Court orders self-proclaimed Bitcoin creator Craig Wright to pay $ 100 million
Craig Wright, the Australian computer scientist who claims to be the inventor of bitcoin, has been ordered to pay $ 100 million in damages for the family of a deceased business partner.
A Miami jury convicted Wright of defrauding late IT security expert Dave Kleiman over intellectual property for cryptocurrency. The verdict marks the latest development in a case filed against Wright by the estate of Kleiman, which alleges him of stealing between 500,000 and 1.1 million bitcoin. At the time of writing, the value of these assets exceeded $50 billion.
The federal court, however, acquitted Craig Wright of all other charges. The outcome disappointed crypto enthusiasts as it didn’t resolve the debate over whether Wright is the mythical creator of the controversial cryptocurrency.
“This has been a remarkable good outcome and I feel completely vindicated. There are still more fights. We are going to make everything change: cryptocurrency to digital cash the way it’s meant to be,” Wright said in a video message.
Many cryptocurrency enthusiasts have been angry about the recent news just as prior attempts have infuriated Bitcoiners in the past. Indeed, Wright’s relationship with bitcoin is a complicated one. This controversy all started with his claim that he was Satoshi Nakamoto but quickly backed away from providing definitive proof that he was the anonymous inventor of Bitcoin.
People in the crypto community decried Craig Wright as a fraud and a scammer, and somewhere along the way, he earned the nickname Faketoshi.
Wright’s relationship to bitcoin is a complicated one
According to the court papers, Dave Kleiman died in 2013 after having been confined to a wheelchair for years following a motorcycle accident in 1995. His estate filed a class-action lawsuit in the United States District Court for the Southern District of Florida in 2016.
The allegations concern the ownership of nearly 1.1 million bitcoins, as well as the intellectual property rights of various Blockchain technologies.
Dave Kleiman was an IT expert in Palm Beach, Florida, who had much expertise in computer forensics and security. The relationship with Craig Wright, which remained mostly hidden, was born out of a mutual obsession with cryptography and data security, the court papers say.

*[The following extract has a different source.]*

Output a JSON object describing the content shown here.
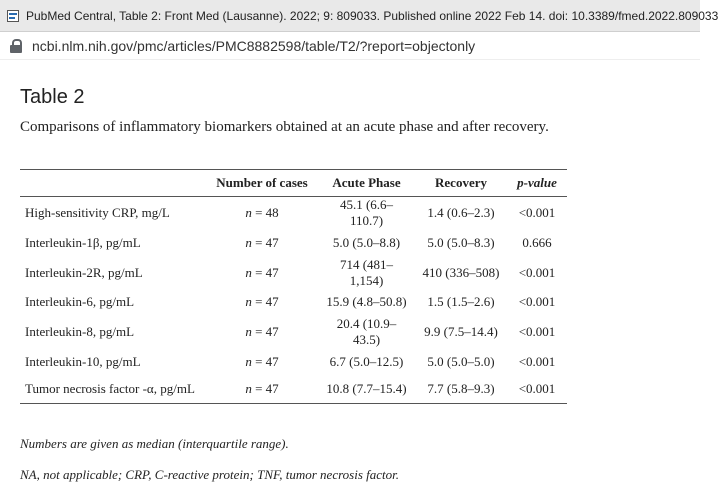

In 2015, leaked emails from Wright to Kleiman showed they had been discussing a new form of electronic money, months before the launch of Nakomoto’s whitepaper about Bitcoin in January 2009.
The lawsuit claims that Wright schemed to steal Kleiman’s bitcoins and the intellectual property rights associated with cryptocurrency technology. In addition, he forged and backdated a series of contracts that purported to transfer Kleiman’s assets to his companies.
Shortly after his death, according to the filling, Wright made contact with Kleiman’s brother to inform him that they had been working on a project together and that Kleiman had mined enormous amounts of bitcoins, and requested to check his old computers for wallet files.
This might have given Wright access to information that only Satoshi could have known, which in turn could have been used when Wright tried to offer proof that he is the real Satoshi Nakamoto.